In a simulated heat wave study, trained athletes exercised lightly for 3 hours in each of 4 trials. They drank either 1) room temp water (68° F/20° C) as desired, 2) cold water (40° F/4° C) as desired, 3) no fluid replacement, or 4) full replacement of sweat losses with programmed drinking. Obviously, those who drink nothing suffered the most heat strain. Those who drank ad libitum (as desired) consumed enough to prevent dangerous levels of dehydration. The athletes drank more of the room-temperature water. Preliminary findings suggest the cold water blunted thirst. Be careful about how much ice you put in your water bottle?
I’m afraid of becoming dehydrated during a marathon. I plan to push fluids. How much is too much to drink?
While drinking an extra-large volume of fluid before endurance exercise might seem advantageous, the question arises: would doing so actually trigger a diuretic effect and, thus, not provide the desired benefit (hyper-hydration). To test that theory, subjects drank 5, 10, 15 or 20 ml/kg of a sodium-containing beverage. That’s about 12 to 50 ounces (350 ml to 1,400 ml) for a 155-lb (70 kg) person. The data suggest the athletes retained about half of what they drank, regardless of the volume consumed. Thus, if you will be exercising in the heat, tank up as tolerated.
How much harder do you need to work when exercising in the heat at altitude?

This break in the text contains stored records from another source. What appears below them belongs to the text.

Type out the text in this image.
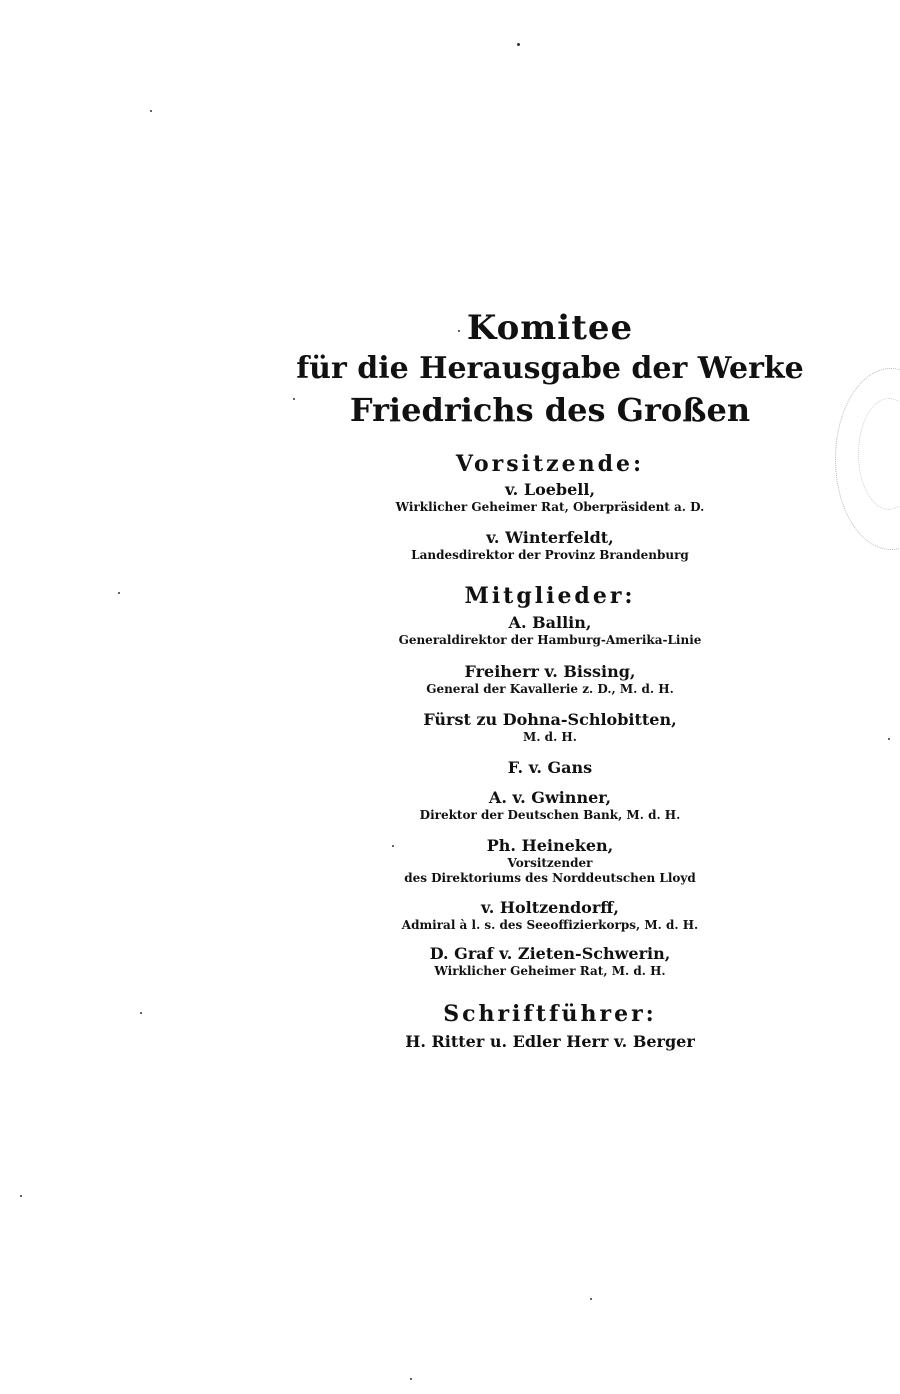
Komitee
für die Herausgabe der Werke
Friedrichs des Großen
Vorsitzende:
v. Loebell,
Wirklicher Geheimer Rat, Oberpräsident a. D.
v. Winterfeldt,
Landesdirektor der Provinz Brandenburg
Mitglieder:
A. Ballin,
Generaldirektor der Hamburg-Amerika-Linie
Freiherr v. Bissing,
General der Kavallerie z. D., M. d. H.
Fürst zu Dohna-Schlobitten,
M. d. H.
F. v. Gans
A. v. Gwinner,
Direktor der Deutschen Bank, M. d. H.
Ph. Heineken,
Vorsitzender
des Direktoriums des Norddeutschen Lloyd
v. Holtzendorff,
Admiral à l. s. des Seeoffizierkorps, M. d. H.
D. Graf v. Zieten-Schwerin,
Wirklicher Geheimer Rat, M. d. H.
Schriftführer:
H. Ritter u. Edler Herr v. Berger
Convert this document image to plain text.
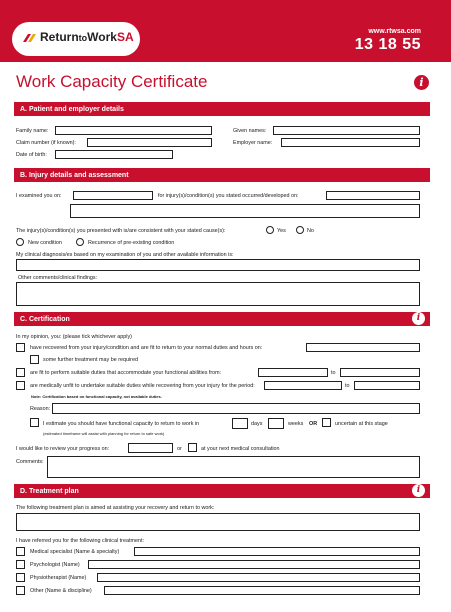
ReturntoWorkSA	www.rtwsa.com
13 18 55
Work Capacity Certificate	i
A. Patient and employer details
Family name:	Given names:
Claim number (if known):	Employer name:
Date of birth:
B. Injury details and assessment
I examined you on:	for injury(s)/condition(s) you stated occurred/developed on:
The injury(s)/condition(s) you presented with is/are consistent with your stated cause(s):	Yes	No
New condition	Recurrence of pre-existing condition
My clinical diagnosis/es based on my examination of you and other available information is:
Other comments/clinical findings:
C. Certification	i
In my opinion, you: (please tick whichever apply)
have recovered from your injury/condition and are fit to return to your normal duties and hours on:
some further treatment may be required
are fit to perform suitable duties that accommodate your functional abilities from:	to
are medically unfit to undertake suitable duties while recovering from your injury for the period:	to
Note: Certification based on functional capacity, not available duties.
Reason:
I estimate you should have functional capacity to return to work in	days	weeks OR	uncertain at this stage
(estimated timeframe will assist with planning for return to safe work)
I would like to review your progress on:	or	at your next medical consultation
Comments:
D. Treatment plan	i
The following treatment plan is aimed at assisting your recovery and return to work:
I have referred you for the following clinical treatment:
Medical specialist (Name & specialty)
Psychologist (Name)
Physiotherapist (Name)
Other (Name & discipline)
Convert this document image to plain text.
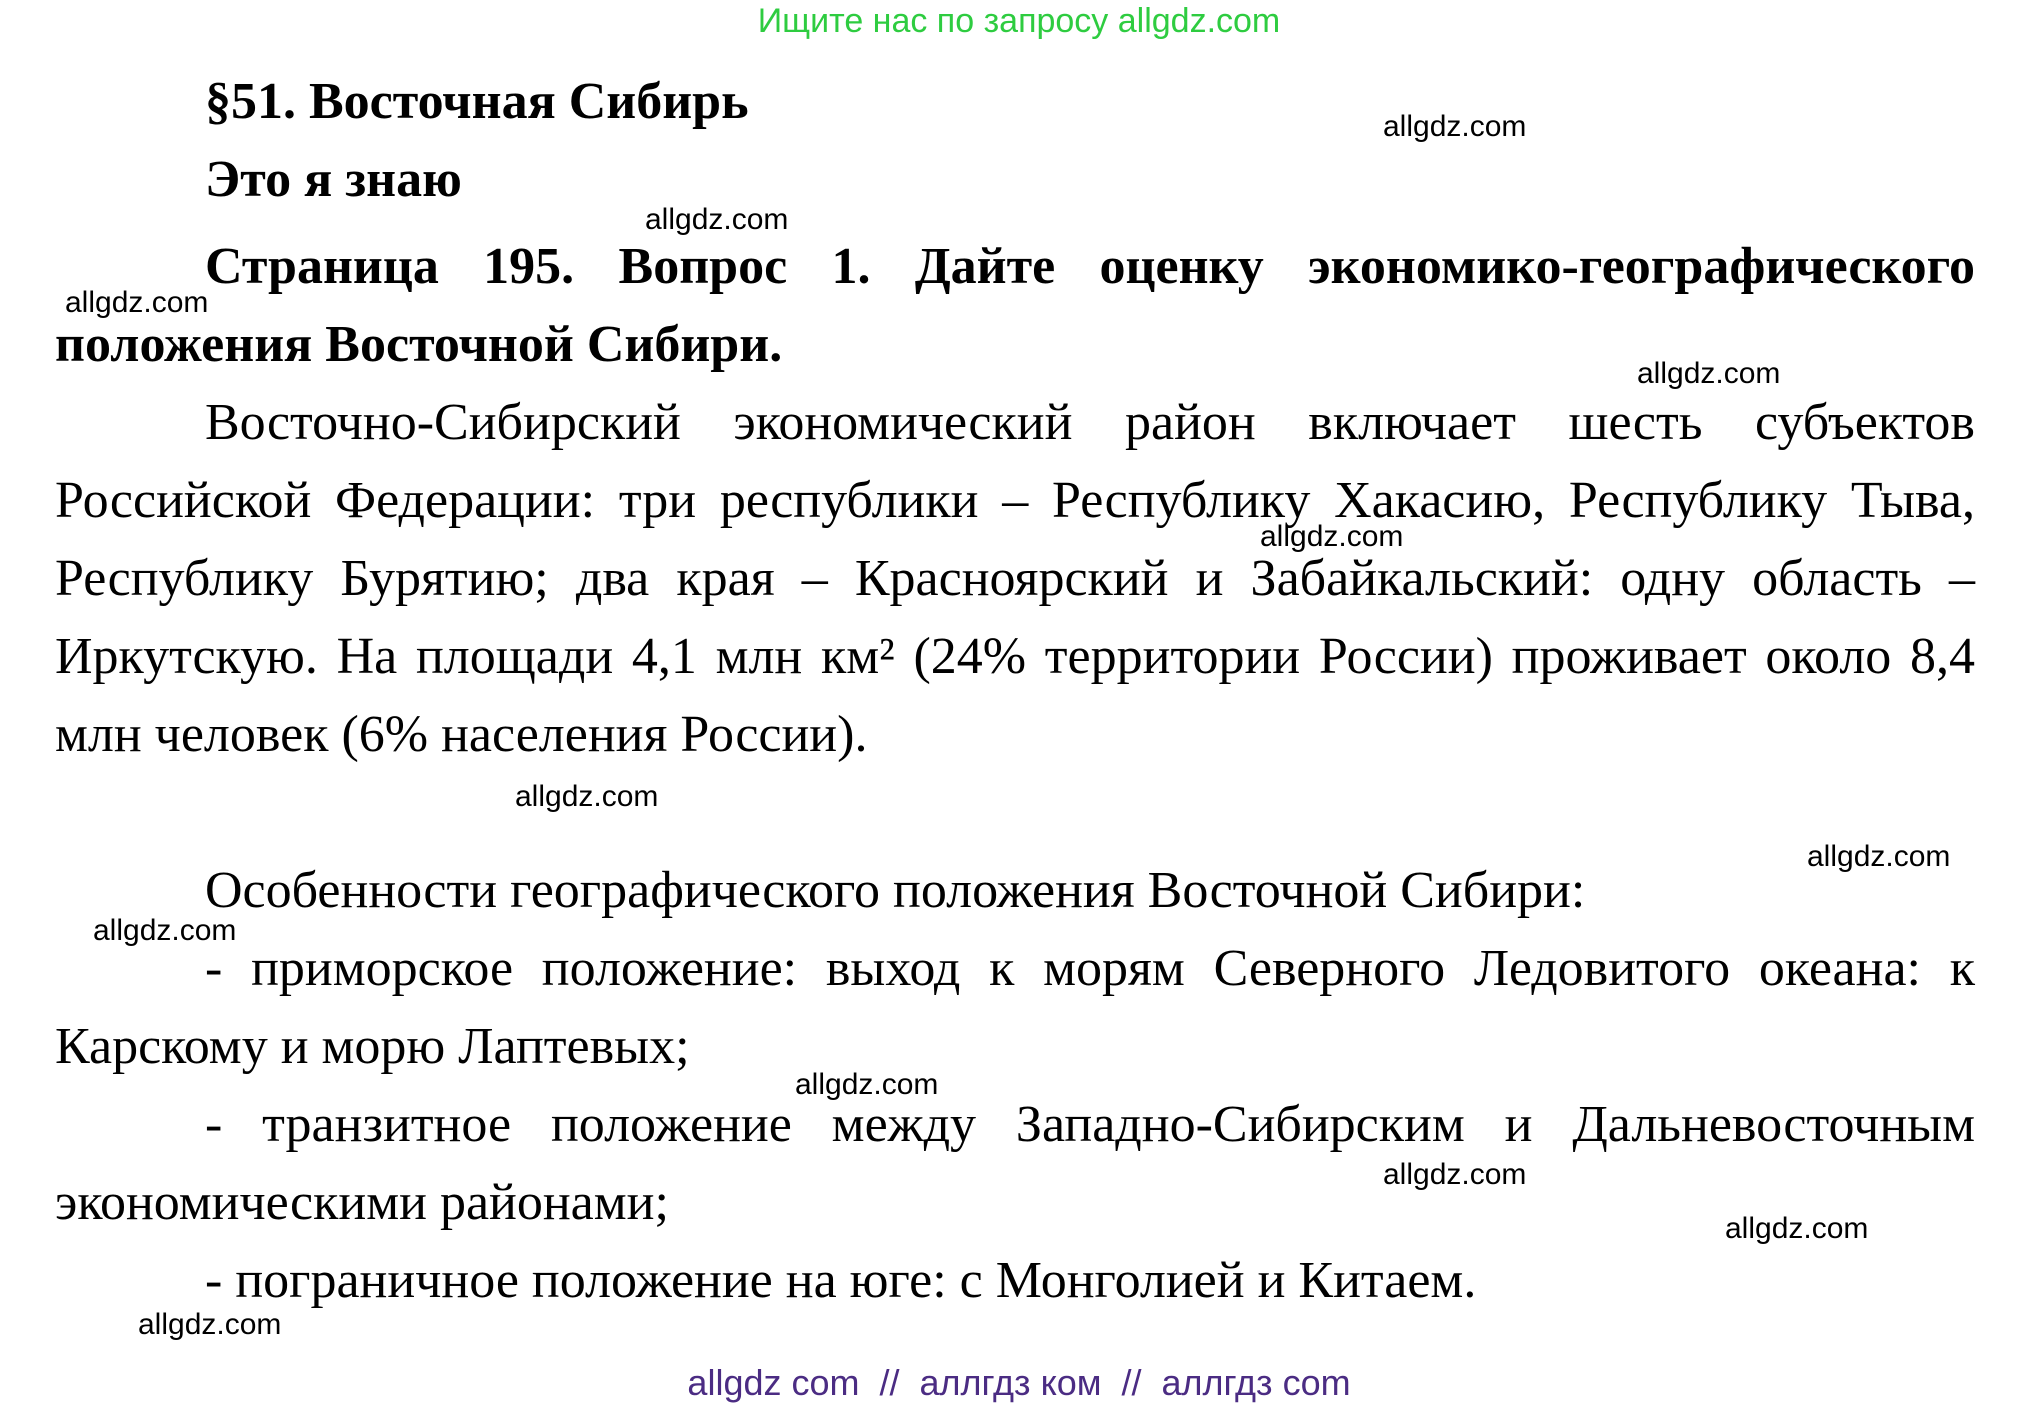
Ищите нас по запросу allgdz.com
§51. Восточная Сибирь
Это я знаю
Страница 195. Вопрос 1. Дайте оценку экономико-географического положения Восточной Сибири.
Восточно-Сибирский экономический район включает шесть субъектов Российской Федерации: три республики – Республику Хакасию, Республику Тыва, Республику Бурятию; два края – Красноярский и Забайкальский: одну область – Иркутскую. На площади 4,1 млн км² (24% территории России) проживает около 8,4 млн человек (6% населения России).
Особенности географического положения Восточной Сибири:
- приморское положение: выход к морям Северного Ледовитого океана: к Карскому и морю Лаптевых;
- транзитное положение между Западно-Сибирским и Дальневосточным экономическими районами;
- пограничное положение на юге: с Монголией и Китаем.
allgdz.com
allgdz.com
allgdz.com
allgdz.com
allgdz.com
allgdz.com
allgdz.com
allgdz.com
allgdz.com
allgdz.com
allgdz.com
allgdz.com
allgdz com  //  аллгдз ком  //  аллгдз com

In order to meet the combined demands of increased blood flow to the skin (to dissipate body heat) plus transport of adequate oxygen to the exercising muscles, the heart has to work about 17% harder than at sea level during 30 min of moderate intensity exercise. If you are a fit, healthy person who is just running at altitude or just running in the heat, the heart works about 10% harder. No wonder exercising at altitude and/or in the heat is tiring! Programmed eating and drinking can help provide the extra energy and fluids needed to support the extra effort.